Ada hari-hari ketika kau duduk tak jauh dariku.

Tidak saling menyapa. Tidak saling menoleh. Hanya berbagi ruang dan waktu tanpa pernah berbagi kata.

Tapi entah bagaimana, itulah hari-hari yang paling bermakna dalam hidupku.

Aku tidak tahu sejak kapan aku mulai menantikan kehadiranmu, bukan untuk bicara, apalagi berharap. Hanya untuk memastikan bahwa kau masih di sana—menjadi versi paling sunyi dari semesta yang begitu luas. Kau tidak bersinar terang, Fana. Tapi kau menenangkan seperti matahari pagi yang sinarnya belum menyakitkan mata.

Kau hadir seperti jeda di antara hiruk pikuk. Seperti keheningan yang tidak mencanggung. Seperti kalimat yang tidak selesai, tapi terasa lengkap.

Aku mulai memahami betapa berharganya hal-hal kecil yang tidak dikatakan.
Bagaimana tatapanmu ke luar jendela lebih jujur daripada obrolan panjang.
Bagaimana caramu menyibukkan diri dengan buku—bukan untuk terlihat pintar, tapi karena memang dunia di halaman-halaman itu lebih kau percaya daripada keramaian di luar sana.

Dan aku mengamati. Tanpa pernah merasa mengintip.
Karena yang kulihat bukan wajahmu, tapi keteduhan yang memancar dari cara kau menunduk, dari caramu diam, dari caramu tidak berusaha menjadi siapa pun selain dirimu sendiri.

“Fana, diam yang kau tinggalkan di ruangan itu tetap terasa, bahkan setelah kau pergi.”

Pernah suatu sore, hujan turun begitu pelan. Kau duduk di seberang, mengusap lenganmu karena dingin. Tak ada yang luar biasa dari kejadian itu, kecuali bahwa aku masih mengingatnya, padahal sudah berlalu berminggu-minggu.
Karena untuk orang seperti aku, yang mencintai tanpa ingin memiliki, kenangan-kenangan kecil seperti itu adalah perayaan yang tidak butuh pesta.

Aku belajar bahwa tidak semua kedekatan butuh obrolan. Tidak semua rasa butuh konfirmasi. Kadang, keberadaanmu saja sudah cukup menjadi jawaban bagi pertanyaan yang tak pernah sempat kubentuk.

Hari-hari berlalu seperti daun yang gugur satu-satu: pelan, tak terdengar, tapi indah. Dan setiap daun itu adalah satu momen yang kucatat diam-diam. Senyum tipismu saat membaca, langkah ringanmu saat berjalan di lorong, bahkan cara kau menggulung lengan baju saat mulai serius belajar—semuanya terekam lebih jelas daripada kata-kata.

Aku tidak tahu bagaimana cara berhenti memperhatikanmu. Tapi lebih dari itu, aku juga tidak ingin berhenti.
Karena dalam perhatianku yang diam, aku merasa hidup.
Dan dalam hidupku yang sunyi, kau menjadi ritme.

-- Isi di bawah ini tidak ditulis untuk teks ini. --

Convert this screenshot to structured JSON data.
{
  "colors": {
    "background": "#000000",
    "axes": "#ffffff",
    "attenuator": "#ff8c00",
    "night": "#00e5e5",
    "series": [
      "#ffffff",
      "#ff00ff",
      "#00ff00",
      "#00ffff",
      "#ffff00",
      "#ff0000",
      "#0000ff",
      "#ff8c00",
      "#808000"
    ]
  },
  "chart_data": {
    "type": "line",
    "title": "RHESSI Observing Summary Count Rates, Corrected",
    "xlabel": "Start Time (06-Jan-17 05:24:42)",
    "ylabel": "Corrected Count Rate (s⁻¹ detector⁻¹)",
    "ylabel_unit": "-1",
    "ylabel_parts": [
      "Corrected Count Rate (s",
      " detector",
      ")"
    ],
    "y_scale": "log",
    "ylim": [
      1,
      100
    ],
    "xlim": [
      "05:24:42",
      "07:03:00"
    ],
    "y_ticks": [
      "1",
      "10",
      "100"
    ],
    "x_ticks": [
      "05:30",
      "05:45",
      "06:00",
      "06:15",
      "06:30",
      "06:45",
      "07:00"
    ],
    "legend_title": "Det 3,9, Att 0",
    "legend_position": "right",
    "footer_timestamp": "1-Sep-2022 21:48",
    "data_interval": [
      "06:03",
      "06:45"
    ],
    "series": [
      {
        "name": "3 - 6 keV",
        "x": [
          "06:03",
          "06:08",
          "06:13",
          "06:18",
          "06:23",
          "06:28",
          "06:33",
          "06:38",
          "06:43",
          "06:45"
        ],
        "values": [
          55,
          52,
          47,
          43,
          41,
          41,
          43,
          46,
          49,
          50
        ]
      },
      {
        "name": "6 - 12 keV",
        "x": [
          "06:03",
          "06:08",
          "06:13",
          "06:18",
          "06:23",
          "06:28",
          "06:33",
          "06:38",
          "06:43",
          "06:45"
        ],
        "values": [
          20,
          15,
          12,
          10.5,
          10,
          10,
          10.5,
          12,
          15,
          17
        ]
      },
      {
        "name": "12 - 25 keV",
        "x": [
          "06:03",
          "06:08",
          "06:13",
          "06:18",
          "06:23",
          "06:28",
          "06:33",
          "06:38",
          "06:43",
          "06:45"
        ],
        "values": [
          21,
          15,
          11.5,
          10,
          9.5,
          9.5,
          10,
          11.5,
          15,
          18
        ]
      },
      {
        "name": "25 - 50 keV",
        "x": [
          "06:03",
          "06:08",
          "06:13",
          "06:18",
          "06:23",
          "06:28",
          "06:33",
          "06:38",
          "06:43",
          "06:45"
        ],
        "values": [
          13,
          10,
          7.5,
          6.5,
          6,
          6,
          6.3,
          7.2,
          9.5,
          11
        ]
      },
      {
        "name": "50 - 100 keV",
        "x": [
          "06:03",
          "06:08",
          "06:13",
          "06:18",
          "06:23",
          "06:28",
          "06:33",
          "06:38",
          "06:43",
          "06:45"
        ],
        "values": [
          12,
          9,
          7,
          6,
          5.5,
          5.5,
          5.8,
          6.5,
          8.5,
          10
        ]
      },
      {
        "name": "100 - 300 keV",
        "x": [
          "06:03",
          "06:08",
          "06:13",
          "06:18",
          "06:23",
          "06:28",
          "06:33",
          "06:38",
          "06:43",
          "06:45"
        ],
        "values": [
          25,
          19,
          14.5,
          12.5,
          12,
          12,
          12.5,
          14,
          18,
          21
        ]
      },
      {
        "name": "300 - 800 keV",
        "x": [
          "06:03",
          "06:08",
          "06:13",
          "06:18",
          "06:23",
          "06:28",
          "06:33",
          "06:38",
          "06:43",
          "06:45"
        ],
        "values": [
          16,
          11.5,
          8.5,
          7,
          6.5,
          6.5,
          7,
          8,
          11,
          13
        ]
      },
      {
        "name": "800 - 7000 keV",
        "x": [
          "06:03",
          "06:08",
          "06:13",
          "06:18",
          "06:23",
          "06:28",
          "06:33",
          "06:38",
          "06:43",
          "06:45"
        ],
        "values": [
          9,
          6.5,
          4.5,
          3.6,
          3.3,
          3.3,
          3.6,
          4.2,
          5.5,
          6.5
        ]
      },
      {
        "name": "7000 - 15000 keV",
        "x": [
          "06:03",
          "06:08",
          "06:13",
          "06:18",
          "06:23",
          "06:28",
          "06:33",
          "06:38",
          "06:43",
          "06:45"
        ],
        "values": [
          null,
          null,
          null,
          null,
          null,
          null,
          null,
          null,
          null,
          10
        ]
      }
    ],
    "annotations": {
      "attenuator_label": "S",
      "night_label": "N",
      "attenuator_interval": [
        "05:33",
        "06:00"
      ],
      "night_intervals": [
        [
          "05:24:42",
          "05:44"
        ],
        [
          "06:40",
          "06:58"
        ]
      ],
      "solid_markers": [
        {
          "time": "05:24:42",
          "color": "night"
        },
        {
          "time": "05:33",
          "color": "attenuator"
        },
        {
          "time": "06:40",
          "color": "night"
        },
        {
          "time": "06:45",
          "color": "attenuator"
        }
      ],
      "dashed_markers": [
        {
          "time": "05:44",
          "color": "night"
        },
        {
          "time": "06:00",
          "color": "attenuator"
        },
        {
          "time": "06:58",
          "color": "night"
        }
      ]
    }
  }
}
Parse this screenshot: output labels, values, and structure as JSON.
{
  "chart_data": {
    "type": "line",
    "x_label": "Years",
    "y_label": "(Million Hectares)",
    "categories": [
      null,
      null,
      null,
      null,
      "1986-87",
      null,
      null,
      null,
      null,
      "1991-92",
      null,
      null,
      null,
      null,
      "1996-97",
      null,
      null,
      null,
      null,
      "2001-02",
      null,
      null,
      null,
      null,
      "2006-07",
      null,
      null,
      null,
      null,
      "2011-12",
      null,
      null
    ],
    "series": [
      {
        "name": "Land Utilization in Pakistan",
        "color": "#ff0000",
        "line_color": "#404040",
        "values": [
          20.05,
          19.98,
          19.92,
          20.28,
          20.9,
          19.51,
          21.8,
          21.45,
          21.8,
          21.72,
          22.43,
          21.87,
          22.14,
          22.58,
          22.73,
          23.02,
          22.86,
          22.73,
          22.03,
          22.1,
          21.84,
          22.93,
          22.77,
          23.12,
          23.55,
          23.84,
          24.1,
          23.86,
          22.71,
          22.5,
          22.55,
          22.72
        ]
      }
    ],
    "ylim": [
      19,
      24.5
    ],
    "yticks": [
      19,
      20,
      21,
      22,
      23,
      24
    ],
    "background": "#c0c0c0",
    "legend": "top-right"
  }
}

“Tanpa satu pun kata, kau sudah berkata lebih banyak dari siapa pun yang pernah duduk di sisiku.”

Jika cinta adalah keberanian untuk menyapa, maka mungkin aku pengecut.
Tapi jika cinta adalah kemampuan untuk merayakan keberadaan seseorang, bahkan tanpa disadari oleh orang itu, maka aku sedang mencintaimu dengan cara paling utuh yang bisa kumengerti.


"Bukan sapa yang membuat segalanya berarti. Tapi perasaan yang bertahan meski tak pernah diberi ruang untuk tumbuh. Dan dalam keheningan, cinta belajar berbicara lewat segalanya yang tak dikatakan."